With both Nintendo's outreach to bring smartphone games to the Wii U and Sony's PlayStation Mobile platform, I can't help but feel that there's a strong element of PR involved. Not PR aimed at consumers, but PR aimed squarely at developers - small studios in particular, people who have come to see mobile phones as the natural home for their software while regarding Nintendo and Sony's platforms as being closed-up gardens, tucked away behind high walls that can only be scaled by multinational publishers and other such deep-pocketed types. We've seen with the tone and pitch of Sony's PlayStation 4 announcements how important it considers it to be to get support from grassroots developers as well as sewing up a steady stream of AAA titles. PlayStation Mobile as an early shot in that war - and to the surprise of many, it looks like Nintendo may now be willing to court the same market.
"The real objective is something else - it's a way to show developers that the gates to console development are standing open in a way they never really were before"
So is this a "fight back" against the rise of mobile? Not really, no. The reality is that even if GungHo's Puzzle & Dragons is making millions of dollars a day on mobile (it's the most embarrassingly addictive mobile game I've ever played, for the record, and while I have yet to give it a single Yen of my hard-earned after a month of play, I won't regret doing so down the line), its presence on the Wii U still wouldn't be a system seller, or even a terribly big commercial success, most likely. Much of the coverage of Nintendo's announcement has been focused on the idea of existing mobile titles being launched on Wii U, just as early coverage of PlayStation Mobile pitched it alternately as a way to bring PSone classics to mobile phones and a way to bring mobile phone games to Vita. In both cases, the real objective is something else - it's a way to show developers that the gates to console development are standing open in a way they never really were before.
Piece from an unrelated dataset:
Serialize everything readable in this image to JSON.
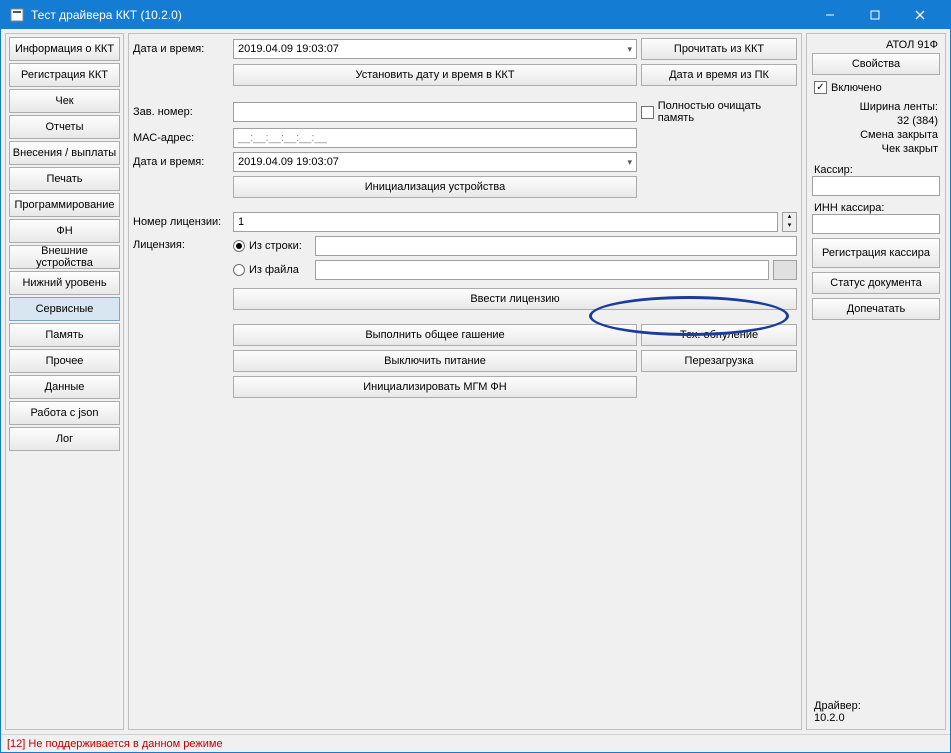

For Sony, the realisation of the increasingly distributed nature of game development - which was once centralised in a tiny number of publishers and a slightly less tiny number of expensively-run studios - took a tough hardware generation and a fair bit of internal struggle. For Nintendo, I suspect that it runs even more counter to the firm's internal philosophy, and I would not be hugely optimistic about the company's chances of building a really welcoming platform for the wider development community. All the same, a firm doesn't stay in business for over a century without becoming pretty good at moving with the wind when the times require it. First for Sony and now for Nintendo, the strategy for dealing with the influx of mobile is not to surrender - it's to be about figuring out how to co-exist in the industry's new reality.